Three trends are driving 2021's "off the charts" flows in exchange-traded funds, Charles Schwab's head of strategy and product David Botset says.
Total net flows are on pace to set yet another record this year, with U.S. ETFs raking in nearly $750 billion by mid-November, according to Schwab. Total U.S. ETF assets under management are north of $7 trillion.
"By all accounts, we will be over $1 trillion in total ETF flows in 2021," Botset told CNBC's "ETF Edge" on Monday.
That's due in large part to interest in environmental, social and governance investing, income-focused strategies and low-cost offerings, Botset said.
"We've talked about the growth in ESG investments and we're seeing that category take off, with flows over 50% greater in 2022 than we saw last year," he said.

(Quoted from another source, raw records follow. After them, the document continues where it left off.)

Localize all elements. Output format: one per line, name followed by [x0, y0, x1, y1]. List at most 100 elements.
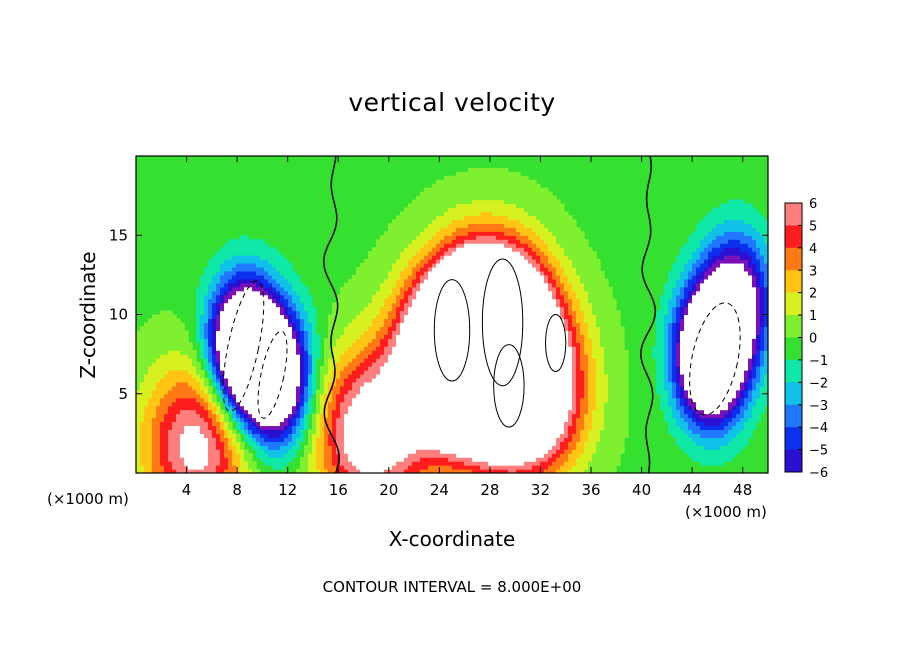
field-cell	[252, 405, 257, 411]
field-cell	[472, 266, 477, 272]
field-cell	[256, 274, 261, 280]
field-cell	[152, 334, 157, 339]
field-cell	[492, 425, 497, 431]
field-cell	[476, 350, 481, 355]
field-cell	[356, 282, 361, 288]
field-cell	[480, 255, 485, 260]
field-cell	[268, 389, 273, 395]
field-cell	[424, 429, 429, 434]
field-cell	[268, 278, 273, 284]
field-cell	[320, 389, 325, 395]
field-cell	[392, 433, 397, 438]
field-cell	[376, 366, 381, 371]
field-cell	[240, 377, 245, 383]
field-cell	[316, 413, 321, 419]
field-cell	[296, 294, 301, 300]
field-cell	[460, 350, 465, 355]
field-cell	[296, 409, 301, 415]
field-cell	[272, 326, 277, 331]
field-cell	[480, 199, 485, 205]
field-cell	[268, 314, 273, 320]
field-cell	[428, 223, 433, 228]
field-cell	[464, 429, 469, 434]
field-cell	[148, 409, 153, 415]
field-cell	[436, 278, 441, 284]
field-cell	[216, 465, 221, 470]
field-cell	[484, 195, 489, 201]
field-cell	[468, 306, 473, 312]
field-cell	[488, 334, 493, 339]
field-cell	[340, 350, 345, 355]
field-cell	[448, 405, 453, 411]
field-cell	[396, 243, 401, 248]
field-cell	[452, 362, 457, 367]
field-cell	[476, 211, 481, 217]
field-cell	[484, 322, 489, 327]
field-cell	[188, 397, 193, 403]
field-cell	[404, 306, 409, 312]
field-cell	[352, 358, 357, 363]
field-cell	[236, 262, 241, 268]
field-cell	[480, 381, 485, 387]
field-cell	[464, 373, 469, 379]
field-cell	[388, 310, 393, 316]
field-cell	[184, 461, 189, 466]
field-cell	[156, 318, 161, 324]
field-cell	[376, 314, 381, 320]
field-cell	[164, 373, 169, 379]
field-cell	[396, 457, 401, 462]
field-cell	[348, 278, 353, 284]
field-cell	[460, 401, 465, 407]
field-cell	[448, 401, 453, 407]
field-cell	[440, 465, 445, 470]
field-cell	[436, 393, 441, 399]
field-cell	[328, 453, 333, 458]
field-cell	[484, 298, 489, 304]
field-cell	[408, 358, 413, 363]
field-cell	[288, 294, 293, 300]
field-cell	[396, 433, 401, 438]
field-cell	[400, 314, 405, 320]
field-cell	[204, 385, 209, 391]
field-cell	[396, 350, 401, 355]
field-cell	[452, 282, 457, 288]
field-cell	[284, 282, 289, 288]
field-cell	[412, 389, 417, 395]
field-cell	[340, 318, 345, 324]
field-cell	[148, 405, 153, 411]
field-cell	[416, 445, 421, 450]
field-cell	[400, 251, 405, 256]
field-cell	[448, 429, 453, 434]
field-cell	[384, 255, 389, 260]
field-cell	[452, 425, 457, 431]
field-cell	[188, 445, 193, 450]
field-cell	[388, 377, 393, 383]
field-cell	[272, 338, 277, 343]
field-cell	[188, 421, 193, 427]
field-cell	[268, 449, 273, 454]
field-cell	[416, 199, 421, 205]
field-cell	[264, 441, 269, 446]
field-cell	[340, 429, 345, 434]
field-cell	[316, 457, 321, 462]
field-cell	[260, 409, 265, 415]
field-cell	[492, 231, 497, 236]
field-cell	[456, 334, 461, 339]
field-cell	[440, 397, 445, 403]
field-cell	[440, 425, 445, 431]
field-cell	[160, 429, 165, 434]
field-cell	[232, 417, 237, 423]
field-cell	[492, 270, 497, 276]
field-cell	[228, 286, 233, 292]
field-cell	[336, 429, 341, 434]
field-cell	[440, 342, 445, 347]
field-cell	[404, 401, 409, 407]
field-cell	[412, 401, 417, 407]
field-cell	[408, 417, 413, 423]
field-cell	[384, 433, 389, 438]
field-cell	[228, 401, 233, 407]
field-cell	[456, 175, 461, 181]
field-cell	[496, 310, 501, 316]
field-cell	[448, 397, 453, 403]
field-cell	[424, 203, 429, 209]
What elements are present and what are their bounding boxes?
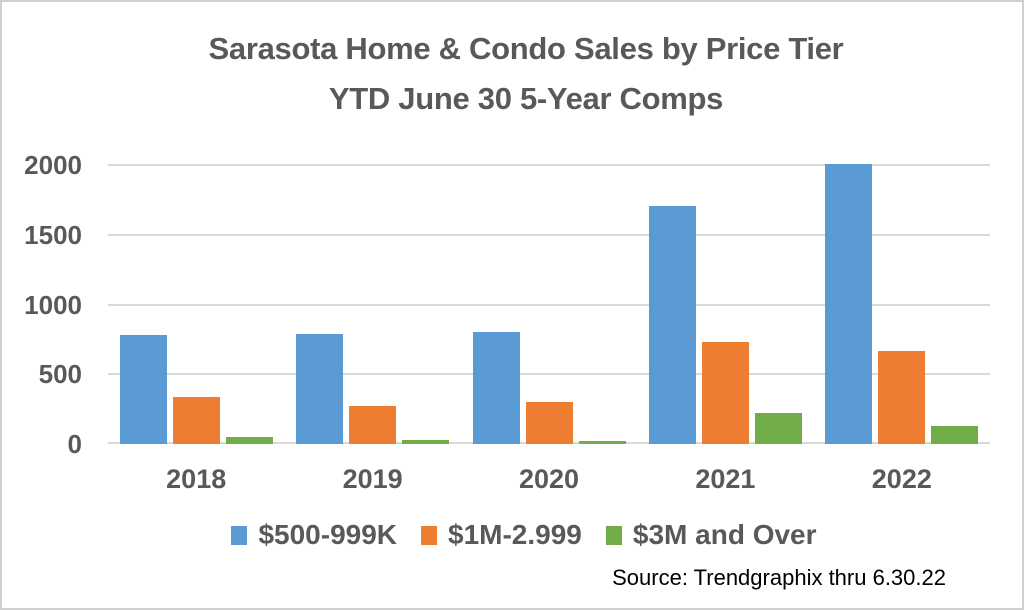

Schwab launched its first-ever ESG ETF last week. It will focus on small and mid-cap companies, which Botset said will set it apart from large cap-heavy peer offerings.
"At the same time, you've got a huge number of individuals that need income, that are transitioning to retirement," he said, "and in a low interest rate environment it's challenging to find that income."
Dividend and income-oriented products have captured some $30 billion in flows this year as a result, Botset said.
As for low cost, it's "the trend that never goes out of style," he said.
"Sixty percent of the flows in 2021 so far have gone to ETFs with expense ratios of 10 basis points or less," he said.
As the stock market churns on renewed Covid-19 fears and concerns around rising inflation, ETF Trends CEO Tom Lydon sees it as "healthy pessimism," even if the declines are "a little bit overdone."
"Last year we saw an equal-weight S&P 500 do better than the cap-weighted S&P 500, but it's back to the old story," Lydon said in the same interview.